Section 10. Subordination of the Lien to Mortgages. The lien of the assessments provided for herein shall be subordinate to the lien of any mortgage or mortgages now or hereafter placed upon the properties subject to assessment; provided, however, that such subordination shall apply only to the assessments which have become due and payable prior to a sale or transfer of such property pursuant to a decree of foreclosure, or any other proceeding in lieu of foreclosure. Such sale or transfer shall not relieve such property from liability for any assessments thereafter becoming due, nor from the lien of any such subsequent assessment.

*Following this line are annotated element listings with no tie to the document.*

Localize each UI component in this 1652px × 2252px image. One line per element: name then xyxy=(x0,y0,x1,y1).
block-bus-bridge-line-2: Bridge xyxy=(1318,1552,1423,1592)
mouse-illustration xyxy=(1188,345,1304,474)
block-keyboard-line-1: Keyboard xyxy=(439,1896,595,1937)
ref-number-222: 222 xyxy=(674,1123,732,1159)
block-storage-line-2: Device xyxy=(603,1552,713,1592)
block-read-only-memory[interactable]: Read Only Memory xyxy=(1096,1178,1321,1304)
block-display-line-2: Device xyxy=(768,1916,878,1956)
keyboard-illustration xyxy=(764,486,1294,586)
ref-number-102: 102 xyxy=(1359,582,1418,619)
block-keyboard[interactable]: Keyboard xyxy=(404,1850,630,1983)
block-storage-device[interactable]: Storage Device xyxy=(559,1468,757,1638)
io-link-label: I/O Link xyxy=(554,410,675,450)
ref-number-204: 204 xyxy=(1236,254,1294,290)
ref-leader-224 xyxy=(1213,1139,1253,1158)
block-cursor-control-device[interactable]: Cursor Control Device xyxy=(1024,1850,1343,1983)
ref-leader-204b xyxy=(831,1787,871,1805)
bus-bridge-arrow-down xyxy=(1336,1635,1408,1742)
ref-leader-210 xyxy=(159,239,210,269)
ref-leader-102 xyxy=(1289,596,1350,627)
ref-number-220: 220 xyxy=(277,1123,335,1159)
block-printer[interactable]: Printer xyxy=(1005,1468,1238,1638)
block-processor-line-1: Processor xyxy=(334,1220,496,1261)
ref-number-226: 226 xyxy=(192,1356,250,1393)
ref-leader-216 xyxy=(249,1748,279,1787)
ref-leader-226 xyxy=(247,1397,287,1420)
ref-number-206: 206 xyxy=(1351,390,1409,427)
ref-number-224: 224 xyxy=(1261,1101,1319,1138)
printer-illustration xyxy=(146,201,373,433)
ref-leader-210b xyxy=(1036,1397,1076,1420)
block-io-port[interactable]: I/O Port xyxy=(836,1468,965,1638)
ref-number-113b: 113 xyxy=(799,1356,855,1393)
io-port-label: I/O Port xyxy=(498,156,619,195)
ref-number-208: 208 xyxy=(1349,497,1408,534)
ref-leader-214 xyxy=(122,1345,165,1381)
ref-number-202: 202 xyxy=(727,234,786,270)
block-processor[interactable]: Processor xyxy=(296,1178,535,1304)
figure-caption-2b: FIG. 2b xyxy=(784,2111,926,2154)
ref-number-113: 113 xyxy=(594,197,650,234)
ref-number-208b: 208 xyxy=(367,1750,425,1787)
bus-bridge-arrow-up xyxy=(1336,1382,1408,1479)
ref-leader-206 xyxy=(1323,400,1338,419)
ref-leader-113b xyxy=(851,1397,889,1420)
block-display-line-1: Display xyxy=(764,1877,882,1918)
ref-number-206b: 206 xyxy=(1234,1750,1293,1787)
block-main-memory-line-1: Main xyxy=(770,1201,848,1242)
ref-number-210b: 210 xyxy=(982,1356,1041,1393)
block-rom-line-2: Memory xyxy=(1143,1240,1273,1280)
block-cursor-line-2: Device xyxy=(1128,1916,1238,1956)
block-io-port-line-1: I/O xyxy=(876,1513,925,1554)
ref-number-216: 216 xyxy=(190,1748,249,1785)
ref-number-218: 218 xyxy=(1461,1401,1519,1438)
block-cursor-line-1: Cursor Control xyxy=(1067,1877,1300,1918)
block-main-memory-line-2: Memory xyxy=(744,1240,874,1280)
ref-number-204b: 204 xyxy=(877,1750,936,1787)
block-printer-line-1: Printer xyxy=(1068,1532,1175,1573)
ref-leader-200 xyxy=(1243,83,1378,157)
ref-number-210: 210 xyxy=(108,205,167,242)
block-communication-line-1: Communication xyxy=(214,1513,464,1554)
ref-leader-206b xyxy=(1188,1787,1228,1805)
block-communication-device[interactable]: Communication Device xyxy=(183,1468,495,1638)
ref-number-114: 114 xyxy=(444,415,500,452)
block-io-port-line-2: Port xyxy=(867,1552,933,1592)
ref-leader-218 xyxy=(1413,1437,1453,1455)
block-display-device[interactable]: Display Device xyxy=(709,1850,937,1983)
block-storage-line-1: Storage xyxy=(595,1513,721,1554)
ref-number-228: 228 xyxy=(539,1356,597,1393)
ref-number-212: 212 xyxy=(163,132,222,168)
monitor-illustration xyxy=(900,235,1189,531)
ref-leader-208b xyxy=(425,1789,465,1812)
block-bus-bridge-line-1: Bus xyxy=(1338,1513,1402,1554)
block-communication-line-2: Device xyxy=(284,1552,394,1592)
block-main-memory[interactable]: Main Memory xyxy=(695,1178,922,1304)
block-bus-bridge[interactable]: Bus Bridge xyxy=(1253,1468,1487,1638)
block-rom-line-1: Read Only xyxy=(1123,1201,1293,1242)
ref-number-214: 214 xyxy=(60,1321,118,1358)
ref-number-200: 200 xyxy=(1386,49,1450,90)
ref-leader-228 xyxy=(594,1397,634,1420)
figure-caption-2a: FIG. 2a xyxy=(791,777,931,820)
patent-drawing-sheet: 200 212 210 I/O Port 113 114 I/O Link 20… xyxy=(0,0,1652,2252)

Section 11. Exempt property. The following property subject to this declaration shall be exempted from the assessments, charge and lien created herein: (a) all properties to the extent of any easement or other interest therein dedicated and accepted by the local public authority and devoted to public use; (b) all Common Properties as defined in Article 1, Section 1 hereof; (c) all properties exempted from taxation by the laws of the State of Michigan, upon the terms and to the extent of such legal exemption; (d) all properties whose ownership is still with Developer.
Notwithstanding any provisions herein, no land or improvements devoted to dwelling use shall be exempt from said assessments, charges or liens.
Article VI – Water Service
Section 1. Availability Charge. The Owner of each lot in The Properties, his heirs, administrators, executors, grantees, successors, assigns, lessees, and/or licensees agrees to pay, to a privately owned water utility duly authorized by the Michigan Public Service Commission in accordance with the laws of the State of Michigan to devote to public use to operate a waterworks system for the use and benefit of The Properties and The Common Properties, a minimum monthly availability charge of Five ($5.00) Dollars for water and water service commencing upon the availability of water in a main in front of owner’s lot and continuing thereafter so long as water is available for use whether or not tap or connection is made to a system main and whether or not said Owner actually uses or takes water. The amount of said availability charge and other matters shall be as provided in Tariffs or Rate Schedules and Regulations and Conditions of service published and filed by said utility with said Michigan Public Service Commission, in accordance with passed to file or formally approved by said Commission as the then effective Rate Schedule or Tariff of said Public Utility. Provided, however, that such utility, with the approval of the Michigan Public Service Commission, shall have the right to install meters for service to each lot and to charge for water service in accordance with rates filed and approved by such Commission.
Section 2. Tap fee. Upon written request in accordance with said Regulations and Conditions of Service, and payment to said public utility of not less than Two Hundred and Fifty ($250) Dollars in cash or such other amount approved by said Michigan Public Service Commission, or its successor, a tap to a system main and connection to the lot line will be installed. The amount of said availability charge and other charges, including changes in the structure of said charge or rate from an availability charge to another type of rate or rate of structure for water, are subject to change by order of the Michigan Public Service Commission in accordance with then existing law. Unpaid charges shall become a lien upon the lot or lots served as of the same become due.